The Committee's Decision to Order an Audit Was Premature
[32] Campaign Period Extension
The election occurred in October of 2010. Under the MEA the campaign period is normally from January 1 of an election year until December 31 of an election year. But, in the candidate's case because there was a deficit that existed as of December 31, 2010 the campaign was extended, as a matter of law under the act, so that it started on January 1 and ended on June 30th, 2011. And, in respect of that extra period, the candidate was required to file supplementary material, which was done.
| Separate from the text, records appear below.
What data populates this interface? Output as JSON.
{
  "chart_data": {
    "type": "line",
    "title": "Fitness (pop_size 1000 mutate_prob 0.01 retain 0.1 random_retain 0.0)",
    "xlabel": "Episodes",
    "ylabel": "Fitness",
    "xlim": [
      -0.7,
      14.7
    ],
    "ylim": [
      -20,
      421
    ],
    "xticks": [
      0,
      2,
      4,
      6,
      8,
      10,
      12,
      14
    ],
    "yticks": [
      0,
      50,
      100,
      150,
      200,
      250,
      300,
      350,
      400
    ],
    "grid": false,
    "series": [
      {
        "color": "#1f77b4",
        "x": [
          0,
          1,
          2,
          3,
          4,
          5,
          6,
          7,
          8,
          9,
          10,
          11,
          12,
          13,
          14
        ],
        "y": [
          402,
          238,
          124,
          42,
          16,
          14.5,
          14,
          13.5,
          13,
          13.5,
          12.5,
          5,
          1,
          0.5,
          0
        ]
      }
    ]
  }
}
[33] Appellants' Argument on Prematurity
The Appellants ask: What's the point in having an order for an audit part way through the campaign where everything might be corrected by the time the final supplemental filings have been made? They say any review of the record must include not just what was before the committee at the time of the original hearing but also the material submitted by the Appellant with his supplemental second filing. The appellants say that the application to the Committee was premature in that it came before the end of the campaign. To my mind, even if this were the case, it does not bear directly on the central question of 'what is the nature of the appeal hearing?'
[34] Respondents' Counter-Argument on Prematurity
The Respondents counter with what matters is: what was the elector's reasonable belief at the time they filed their application? Subsequent evidence about what happened six months later in a later filing is of no moment because it can't affect whether the elector's belief was reasonable when they brought their application. Evidence developed subsequently might well be put to the auditor to answer the questions of the auditor, but it cannot affect the question that the CAC was considering which is whether the electors had a reasonable basis for their belief when they filed their application.
Conclusions
[35] Standard of Review
Upon review the relevant statutes, the case law supplied, and consideration of the submissions of counsel, I am of the view that the role of the court at this juncture is akin to the role of the court in assessing the reasonableness of an authorization of a search warrant issued by a justice of the peace in a criminal context. In performing that function the court engages in a review of the record that was before the justice of the peace at the time of the authorization. The court determines whether the record provided an adequate basis for the authorization. The court is not to substitute its reasoning for that of the justice of the peace but is to find whether such an authorization could be supported by the record. A justice of the peace is not required to provide reasons for his or her decision. Nor, are reasons typically provided by the authorizing justice of the peace. The reviewing court is free to determine whether reasons could be found. With respect to decisions of the CAC, the MEA does not provide for appeals of their decisions to be conducted as de novo hearings. There is an absence of a "clear statutory mandate" to 'rehear' or 'retry' cases as is required according to L.(H) v. Canada (Attorney General), 2005 SCC 25, [2005] 1 S.C.R. 401. Nor, does the case law provide a compelling basis for departing from the presumed format for an appeal pursuant to the provisions of subsection 81(6).
[36] Consistency with the Scheme
It is inconsistent with the scheme of this act that provides for accelerated time lines, written submissions and brief oral submissions before the CAC to then, at the instance of either disaffected party, to have a trial de novo in the Ontario Court of Justice.
[37] Final Ruling
The appeal must take the form of a review of the record that was before the CAC.